Mapping Substructure in HST Frontier Fields Cluster Lenses and Cosmological Simulations

The paper by Natarajan et al. systematically explores the substructure observed in massive galaxy cluster lenses from the Hubble Space Telescope Frontier Fields Initiative (HSTFF) and compares these observations with theoretical predictions from cosmological simulations executed under the Lambda Cold Dark Matter (LCDM) paradigm.

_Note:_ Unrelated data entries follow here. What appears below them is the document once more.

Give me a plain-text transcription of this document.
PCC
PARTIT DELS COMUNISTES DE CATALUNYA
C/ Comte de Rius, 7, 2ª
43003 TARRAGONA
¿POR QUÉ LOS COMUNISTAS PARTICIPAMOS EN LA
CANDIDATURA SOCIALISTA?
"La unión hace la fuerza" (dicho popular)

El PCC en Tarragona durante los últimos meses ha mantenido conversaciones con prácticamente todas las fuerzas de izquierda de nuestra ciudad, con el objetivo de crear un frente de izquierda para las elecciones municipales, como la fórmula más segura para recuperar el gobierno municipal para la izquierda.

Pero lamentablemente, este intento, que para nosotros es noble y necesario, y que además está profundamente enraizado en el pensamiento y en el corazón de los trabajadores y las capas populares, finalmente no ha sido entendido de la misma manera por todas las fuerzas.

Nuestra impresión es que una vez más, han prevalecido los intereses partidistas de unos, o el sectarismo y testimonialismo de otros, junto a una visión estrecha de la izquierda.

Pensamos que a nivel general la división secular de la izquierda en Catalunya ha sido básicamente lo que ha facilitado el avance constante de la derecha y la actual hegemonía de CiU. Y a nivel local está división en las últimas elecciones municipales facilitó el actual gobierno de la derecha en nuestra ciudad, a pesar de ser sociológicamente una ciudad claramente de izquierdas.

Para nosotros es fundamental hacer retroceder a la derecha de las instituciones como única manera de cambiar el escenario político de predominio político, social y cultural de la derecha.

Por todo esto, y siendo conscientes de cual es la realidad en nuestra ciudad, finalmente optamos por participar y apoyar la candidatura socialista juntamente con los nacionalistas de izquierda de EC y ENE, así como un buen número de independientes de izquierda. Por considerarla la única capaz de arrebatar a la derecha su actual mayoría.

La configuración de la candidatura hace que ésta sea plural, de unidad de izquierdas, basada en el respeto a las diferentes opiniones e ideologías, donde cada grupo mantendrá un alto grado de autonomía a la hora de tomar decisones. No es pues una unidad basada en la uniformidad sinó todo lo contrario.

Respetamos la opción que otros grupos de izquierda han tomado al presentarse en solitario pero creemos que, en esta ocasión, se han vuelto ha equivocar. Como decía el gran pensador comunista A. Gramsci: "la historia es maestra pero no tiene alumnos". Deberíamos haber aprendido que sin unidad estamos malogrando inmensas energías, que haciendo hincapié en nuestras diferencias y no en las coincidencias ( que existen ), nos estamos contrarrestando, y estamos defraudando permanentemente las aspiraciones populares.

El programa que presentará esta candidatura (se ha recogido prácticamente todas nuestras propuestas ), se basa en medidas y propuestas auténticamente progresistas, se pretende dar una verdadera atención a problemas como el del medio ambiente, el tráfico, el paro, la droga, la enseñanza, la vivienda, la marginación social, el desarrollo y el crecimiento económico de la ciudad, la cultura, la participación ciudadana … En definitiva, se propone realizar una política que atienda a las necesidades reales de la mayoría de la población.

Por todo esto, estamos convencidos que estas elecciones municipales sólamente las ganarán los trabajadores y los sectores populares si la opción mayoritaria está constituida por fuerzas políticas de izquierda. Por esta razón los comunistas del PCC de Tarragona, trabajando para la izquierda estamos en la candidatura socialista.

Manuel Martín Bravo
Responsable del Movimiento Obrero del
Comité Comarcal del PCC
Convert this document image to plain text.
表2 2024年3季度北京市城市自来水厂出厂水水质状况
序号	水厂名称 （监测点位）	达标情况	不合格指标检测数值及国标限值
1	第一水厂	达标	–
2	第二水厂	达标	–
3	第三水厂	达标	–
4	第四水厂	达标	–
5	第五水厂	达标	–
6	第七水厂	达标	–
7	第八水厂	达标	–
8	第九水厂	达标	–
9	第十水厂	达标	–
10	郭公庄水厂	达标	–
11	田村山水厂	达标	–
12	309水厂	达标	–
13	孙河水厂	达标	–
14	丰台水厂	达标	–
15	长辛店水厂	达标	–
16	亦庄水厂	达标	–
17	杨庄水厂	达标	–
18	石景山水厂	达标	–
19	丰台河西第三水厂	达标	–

Using meticulous gravitational lensing techniques, the paper reconstructs the subhalo mass functions (SHMFs) for three clusters: Abell 2744, MACSJ\,0416, and MACSJ\,1149, largely aspiring to bridge empirical data with simulations that incorporate both dark matter and baryonic physics.

A major focus is on robust lensing-inferred SHMFs spanning four orders of magnitude in subhalo mass, reaching as low as $\sim 10^{9.5} \, \text{M}_\odot$. The empirical mass functions are meticulously derived by correlating the positions, brightnesses, and multiplicity of lensed images with mass models. Key among the findings is the striking alignment between these observed subhalo distributions and the dynamically simulated ones, especially over the high-mass range, suggesting no substructure crisis akin to the missing satellite problem previously encountered on galaxy scales.

Highlighted are several essential results and propositions:

• Subhalo Mass Functions: For both Abell 2744 and MACSJ\,0416, there is excellent agreement with simulations on the abundance and distribution of subhalos up to $M_{\text{sub halo}}/M_{\text{halo}}{\sim}10^{-5}$. This match supports the LCDM model's prediction of abundant substructure over the four decades in mass.
• Discrepancies in Radial Distributions: While the amplitude and shape of SHMFs concur with simulation predictions, the radial positioning of subhalos inferred from HSTFF clusters reveal inconsistencies with the simulations. It is suggested that transient dynamical states of cluster mergers witnessed in observations might not be captured in simulations, attributing increased mass segregation and concentration differences.
• Simulation and Analytic Comparisons: The paper utilizes both the Illustris simulation suite and analytic estimates to test LCDM predictions. Despite accounting for cosmic variance, variances in subhalo abundance for MACSJ\,1149 remain, possibly correlated with its complex mass distribution and comparable rarity in simulated clusters.
• Implications and Future Prospects: By substantiating the SHMF results against different methodologies, including scaling laws for mass-to-light ratios, future explorations are proposed to focus on improving the fidelity of baryonic physics models in simulations. Additionally, the findings underscore a need for larger simulation volumes to appropriately sample rare, dynamically distinct states analogous to those probed by HSTFF, as further corroborated by the failures to identify comparable clusters in existing simulation volumes.

The implications of this research tread both theoretical and practical grounds. It corroborates the robustness of LCDM in modeling structure at cluster scales while suggesting refinements in simulation strategies to incorporate transient dynamical states more precisely. This work not only offers significant strides in benchmarking cosmological predictions with observational data but also charts pathways for enhancing the accuracy of future investigations in cosmic structure formation.